C: The Cross-Platform Assembler
The original intention of C was to provide a portable substitute for assembly language for implementing UNIX. C semantics are very similar to those of the PDP-11; for example, C includes shift operations but not rotation, because the PDP-11 didn’t have a rotate instruction. C did register naming for you, but everything else was designed to be trivial to map to an assembly language.
Because it was so close to the real hardware, C code written by a competent programmer typically ran quickly. In recent years, by contrast, high-performance code has gained a big boost from running on the vector units found on most modern CPUs.
Traditional CPU instructions are single instruction, single data (SISD), also called scalar operations. A single instruction does something to a single set of operands, such as adding a single integer to another integer.

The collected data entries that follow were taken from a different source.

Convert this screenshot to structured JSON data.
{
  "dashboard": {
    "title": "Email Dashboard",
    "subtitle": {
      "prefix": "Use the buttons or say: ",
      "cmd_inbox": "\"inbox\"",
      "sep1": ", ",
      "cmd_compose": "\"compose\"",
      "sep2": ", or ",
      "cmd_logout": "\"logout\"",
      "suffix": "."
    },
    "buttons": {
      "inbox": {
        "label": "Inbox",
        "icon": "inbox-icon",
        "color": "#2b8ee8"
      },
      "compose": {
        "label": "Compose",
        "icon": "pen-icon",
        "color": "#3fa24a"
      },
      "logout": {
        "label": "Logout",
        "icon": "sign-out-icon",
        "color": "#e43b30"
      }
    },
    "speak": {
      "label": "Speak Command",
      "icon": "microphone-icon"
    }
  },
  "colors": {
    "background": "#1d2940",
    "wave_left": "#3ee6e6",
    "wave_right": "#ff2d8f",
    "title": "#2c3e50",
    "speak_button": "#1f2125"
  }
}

These operations are easily represented in C. Vector units, on the other hand, execute single instruction, multiple data (SIMD) operations. Each instruction does the same thing to several sets of operations. A vector add operation, for example, might take a vector of four integers, add them to another four integers, and give four integers as a result.
These days, most C compilers try to output vector instructions. This is non-trivial. For one thing, vector units are often quite picky about alignment; while a CPU might only require alignment on 4-byte boundaries for loads, its vector unit could need data aligned on 16-byte boundaries. For another, the compiler has to make sure that it can make the operations happen at the same time without altering the program semantics of the code.